At 3/28/2006 5:34 PM, Anonymous Anonymous said...

I don't know if you spotted Glen Poshard, President of Southern Illinois University and former congressman and state senator, saying that rail traffic is the way to go for our future. Someone else is going for Mike Jacobs idea of trains to downstate cities.

At 3/28/2006 10:28 PM, Anonymous Anonymous said...

I realy thought that this jacobs was on target with this train thing. I hope that we get the first new train.

At 3/30/2006 12:00 PM, Anonymous read this said...

At 3/30/2006 1:13 PM, Anonymous Duane Chapman said...

Quote: "And one of the most diabolical aspects of them is that they won't bite on a hook! I have no idea how they're planning on harvesting them unless by extensive netting or some sort of trapping." Netting would be the way it would be done. Using trammel nets and a method I used to drive the fish into the nets (also employed by commercial fishermen who wish to catch these fish)in the Missouri River approximately 2/3 of the fish I catch are Asian carps. Most of the rest are common carp and buffalo, which are also legally harvested with nets. Approximately 2% of the fish I catch with this gear, by number, are non-commercial. By weight the number would be much lower, because the carp are large. The point being, extensive netting may not be a bad thing.
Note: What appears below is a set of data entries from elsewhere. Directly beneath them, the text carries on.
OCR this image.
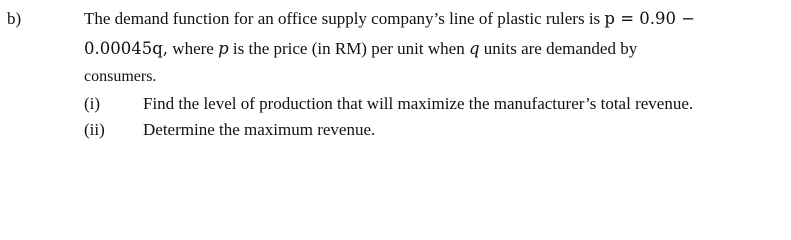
b)	The demand function for an office supply company’s line of plastic rulers is p = 0.90 −
0.00045q, where p is the price (in RM) per unit when q units are demanded by
consumers.
(i)	Find the level of production that will maximize the manufacturer’s total revenue.
(ii) Determine the maximum revenue.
Minor point, for accuracy's sake: The size that these fish can reach has been overestimated in the media time and again. I often hear max weights of well over a hundred pounds for both silver and bighead carp, and despite a very hard search, I have never been able to verify a fish of over a hundred (at least for silver and bighead - black carp, which are not yet thought to be established in the USA but might soon be, do get over 200 pounds). The statement in the OP was not incorrect- both species do reach near a hundred pounds - but it is extremely rare that they do so. Bigheads of over 40 pounds are very uncommon (in four years of intensive study I have seen two) and silvers over 25 pounds (I've seen one)are very uncommon.
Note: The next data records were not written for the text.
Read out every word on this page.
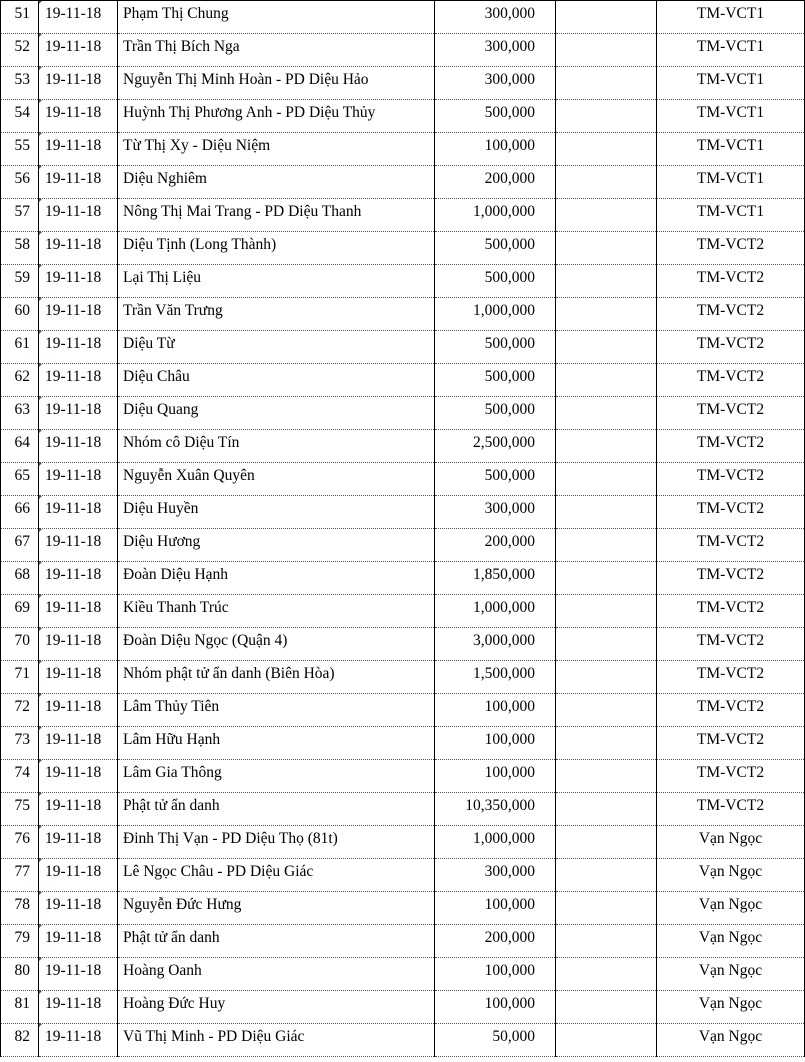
51	19-11-18	Phạm Thị Chung	300,000		TM-VCT1
52	19-11-18	Trần Thị Bích Nga	300,000		TM-VCT1
53	19-11-18	Nguyễn Thị Minh Hoàn - PD Diệu Hảo	300,000		TM-VCT1
54	19-11-18	Huỳnh Thị Phương Anh - PD Diệu Thủy	500,000		TM-VCT1
55	19-11-18	Từ Thị Xy - Diệu Niệm	100,000		TM-VCT1
56	19-11-18	Diệu Nghiêm	200,000		TM-VCT1
57	19-11-18	Nông Thị Mai Trang - PD Diệu Thanh	1,000,000		TM-VCT1
58	19-11-18	Diệu Tịnh (Long Thành)	500,000		TM-VCT2
59	19-11-18	Lại Thị Liệu	500,000		TM-VCT2
60	19-11-18	Trần Văn Trưng	1,000,000		TM-VCT2
61	19-11-18	Diệu Từ	500,000		TM-VCT2
62	19-11-18	Diệu Châu	500,000		TM-VCT2
63	19-11-18	Diệu Quang	500,000		TM-VCT2
64	19-11-18	Nhóm cô Diệu Tín	2,500,000		TM-VCT2
65	19-11-18	Nguyễn Xuân Quyên	500,000		TM-VCT2
66	19-11-18	Diệu Huyền	300,000		TM-VCT2
67	19-11-18	Diệu Hương	200,000		TM-VCT2
68	19-11-18	Đoàn Diệu Hạnh	1,850,000		TM-VCT2
69	19-11-18	Kiều Thanh Trúc	1,000,000		TM-VCT2
70	19-11-18	Đoàn Diệu Ngọc (Quận 4)	3,000,000		TM-VCT2
71	19-11-18	Nhóm phật tử ẩn danh (Biên Hòa)	1,500,000		TM-VCT2
72	19-11-18	Lâm Thủy Tiên	100,000		TM-VCT2
73	19-11-18	Lâm Hữu Hạnh	100,000		TM-VCT2
74	19-11-18	Lâm Gia Thông	100,000		TM-VCT2
75	19-11-18	Phật tử ẩn danh	10,350,000		TM-VCT2
76	19-11-18	Đinh Thị Vạn - PD Diệu Thọ (81t)	1,000,000		Vạn Ngọc
77	19-11-18	Lê Ngọc Châu - PD Diệu Giác	300,000		Vạn Ngọc
78	19-11-18	Nguyễn Đức Hưng	100,000		Vạn Ngọc
79	19-11-18	Phật tử ẩn danh	200,000		Vạn Ngọc
80	19-11-18	Hoàng Oanh	100,000		Vạn Ngọc
81	19-11-18	Hoàng Đức Huy	100,000		Vạn Ngọc
82	19-11-18	Vũ Thị Minh - PD Diệu Giác	50,000		Vạn Ngọc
Lastly, I'd like to comment on the edibility of these fish. They are great eating. These fish are NOT common carp, which are edible if you really work on it and you are not too picky. Bighead, silver, black, and grass carp are all excellent eating. It is not punishment to eat one. My crew and my family and I eat them all the time and we enjoy them immensely. You do have to deal with the bones, which the proposed machinery would do (although I must admit that I do not know what the machinery would do to the edibility of the product). For information on another way to deal with the bones, see my article at

I do think that eventually the market for these fish will pick up, but it is very hard to get a market started for a new species of fish, especially one with the name "carp". (You can't simply call it something else. There are laws.)
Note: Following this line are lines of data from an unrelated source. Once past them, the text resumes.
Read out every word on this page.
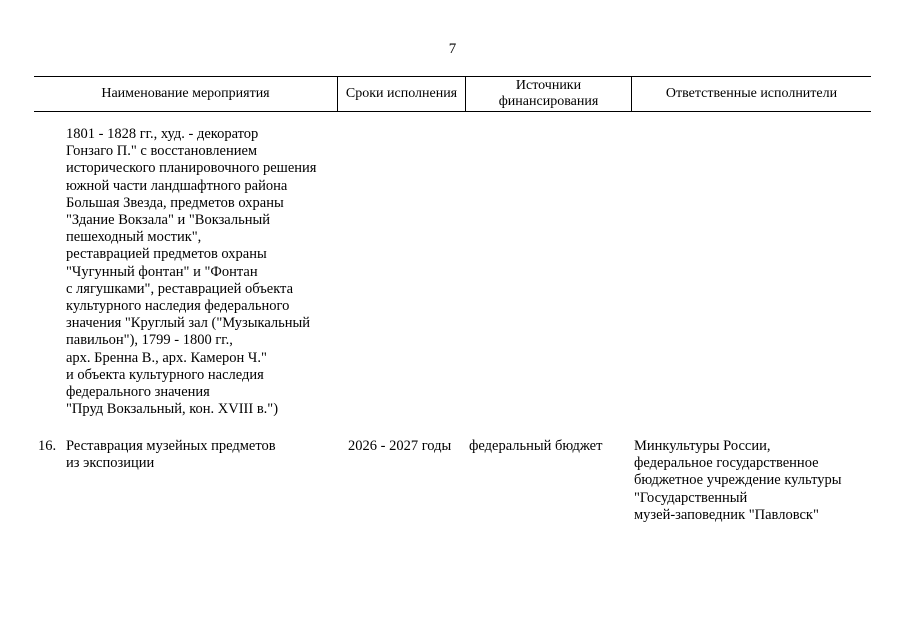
7
Наименование мероприятия	Сроки исполнения
Источники
финансирования
Ответственные исполнители
1801 - 1828 гг., худ. - декоратор
Гонзаго П." с восстановлением
исторического планировочного решения
южной части ландшафтного района
Большая Звезда, предметов охраны
"Здание Вокзала" и "Вокзальный
пешеходный мостик",
реставрацией предметов охраны
"Чугунный фонтан" и "Фонтан
с лягушками", реставрацией объекта
культурного наследия федерального
значения "Круглый зал ("Музыкальный
павильон"), 1799 - 1800 гг.,
арх. Бренна В., арх. Камерон Ч."
и объекта культурного наследия
федерального значения
"Пруд Вокзальный, кон. XVIII в.")
16. Реставрация музейных предметов
из экспозиции
2026 - 2027 годы федеральный бюджет Минкультуры России,
федеральное государственное
бюджетное учреждение культуры
"Государственный
музей-заповедник "Павловск"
I do not know the details about Sen. Jacobs' proposal and this post should not be construed as a post either in favor of or against his proposal.

At 7/09/2007 1:24 PM, Blogger Alex said...

They have no natural predators in North America, except for predator number #1, MAN! Time to start eating!

At 6/18/2008 5:22 AM, Blogger hollis arkham said...

in 20 years the human body will equal corn +carp+ water and we'll all be COMPUTERS!!!

At 8/09/2008 6:46 PM, Blogger Colie Brice said...

Carp.. It's for dinner..

At 11/19/2008 7:16 PM, Anonymous Anonymous said...

The state is never the solution. Fuck Sen. Jacobs. The real way of dealing with any eviromental issue is upholding property rights.

At 11/20/2008 9:43 AM, Blogger The Inside Dope said...

Anon 7:16

Sorry, but I fail to see how property rights have anything to do with this at all.

Ya lost me.

At 7/20/2009 9:56 PM, Anonymous Anonymous said...

asian silver carp have just this year reached some of the creeks in indiana, i live close to big raccoon creek not far from the wabash river, we have an infestion of them this year, and you can catch them on a hook, they are about all i've been catching. think you'll see a new redneck hobby, drinking and catching carps. ton's of fun..

At 11/21/2009 11:50 PM, Anonymous Anonymous said...

I sorry, but I have lived and fished in Illinois for 50 years. But I wouldn't eat anything that came out of an Illinois river. To polluted.